Chapter 7. Service mistakes

We're pleased to say that for the duration of the time our service was live we didn't ever lose any incoming email, suffer from service unavailability, or otherwise fail in any significant fashion.

But no service is perfect, and there were some mistakes made which came back to haunt us.

Failure To Understand Scale

Time was spent in the early days of the service implementing features which just didn't scale and had to be withdrawn. As with many mistakes this was a learning experience and it was not necessarily a bad thing to add features only to remove them when they proved unpopular or less useful than initially anticipated.

As a concrete example we exported an RSS feed containing summaries of rejected mail early on. This proved to be an annoyance because RSS feeds aren't useful when they contain 30,000 entries!

Remote Hosting

The master machine which contained the central archive of rejected mail was located in America. Although the archive was local to the system itself, such that users logging into the control panel and viewing their rejected mail wouldn't suffer a delay.

The downside to the location was primarily that the additional network distance from the MX machines meant that copying the archives of rejected mail was slower than the ideal.

Were we to replicate the distributed setup more care would be taken to ensure that the various hosts were "close" to each other. e.g. All hosts would be located in America/Germany/The Netherlands (in this case we'd still aim for redundancy, by using different hosting companies in the same country).

The Quarantine Storage

Over the lifetime of the service we used several different techniques for storing the archive of rejected mail. Initially we stored it in a per-domain SQLite database but this became too slow once domains started to be added to our service that saw significant volumes of email.

Our first mistake was to move from storing the rejected mail in SQLite to storing it in MySQL. But eventually we fixed that, and we moved to storing rejected mail beneath a /reject directory on the master machine - and merely keeping indexes updated whenever we added/removed archived mail.

Bayesian Corruption

The Bayesian filtering we applied to incoming mail was implemented using the existing spambayes software, however it was soon discovered that the system didn't lock its database properly.

If a mail were being tested for a domain at the same time as a training event was occurring corruption would wipe out the database.

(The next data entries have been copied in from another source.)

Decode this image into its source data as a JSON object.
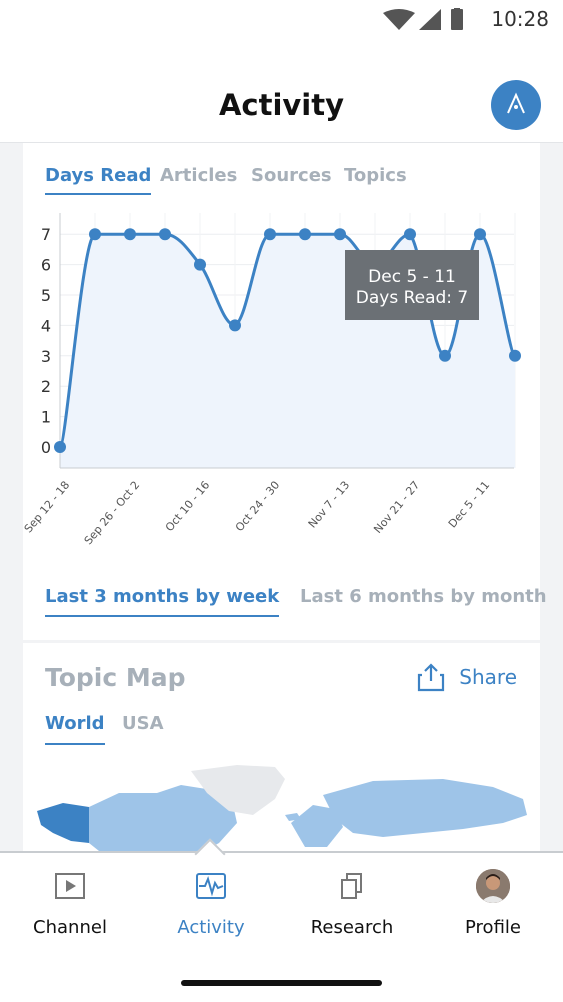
{
  "status_bar": {
    "time": "10:28"
  },
  "header": {
    "title": "Activity"
  },
  "metric_tabs": [
    {
      "label": "Days Read",
      "active": true
    },
    {
      "label": "Articles",
      "active": false
    },
    {
      "label": "Sources",
      "active": false
    },
    {
      "label": "Topics",
      "active": false
    }
  ],
  "chart_data": {
    "type": "line",
    "yticks": [
      "0",
      "1",
      "2",
      "3",
      "4",
      "5",
      "6",
      "7"
    ],
    "xtick_labels": [
      "Sep 12 - 18",
      "Sep 26 - Oct 2",
      "Oct 10 - 16",
      "Oct 24 - 30",
      "Nov 7 - 13",
      "Nov 21 - 27",
      "Dec 5 - 11"
    ],
    "ylim": [
      0,
      7
    ],
    "values": [
      0,
      7,
      7,
      7,
      6,
      4,
      7,
      7,
      7,
      6,
      7,
      3,
      7,
      3
    ],
    "grid": true,
    "line_color": "#3c82c4",
    "tooltip": {
      "title": "Dec 5 - 11",
      "label": "Days Read: 7"
    }
  },
  "range_tabs": [
    {
      "label": "Last 3 months by week",
      "active": true
    },
    {
      "label": "Last 6 months by month",
      "active": false
    }
  ],
  "topic_map": {
    "title": "Topic Map",
    "share_label": "Share",
    "geo_tabs": [
      {
        "label": "World",
        "active": true
      },
      {
        "label": "USA",
        "active": false
      }
    ]
  },
  "nav": [
    {
      "label": "Channel",
      "icon": "play-icon",
      "active": false
    },
    {
      "label": "Activity",
      "icon": "activity-icon",
      "active": true
    },
    {
      "label": "Research",
      "icon": "copy-icon",
      "active": false
    },
    {
      "label": "Profile",
      "icon": "avatar",
      "active": false
    }
  ],
  "colors": {
    "accent": "#3c82c4",
    "muted": "#a7b0b9"
  }
}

So we had to modify spambayes to invoke it with a wrapper to apply locking. These wrappers are documented in Appendix D.

Failure To Use DNS Caches

Many different parts of our testing process involved the use of DNS lookups. We achieved a significant boost in throughput when we implemented local DNS caches upon each MX machine.

We could qualify the use of DNS caches as a service optimisation, but it is probably fairer to say that not using a cache initially was a definite mistake.

Repeating The Same Work

Because plugins were generally stateless we were frequently performing the same operations over and over again.

For example the detection of bad HTTP links in incoming emails involved performing DNS queries against all links in a message, and almost every HTML email would contain references to an external DTD which would be recognised as a hyper-link.

We eventually skipped processing all links which referred to sites such as w3.org, microsoft.com and openxmlformats.org.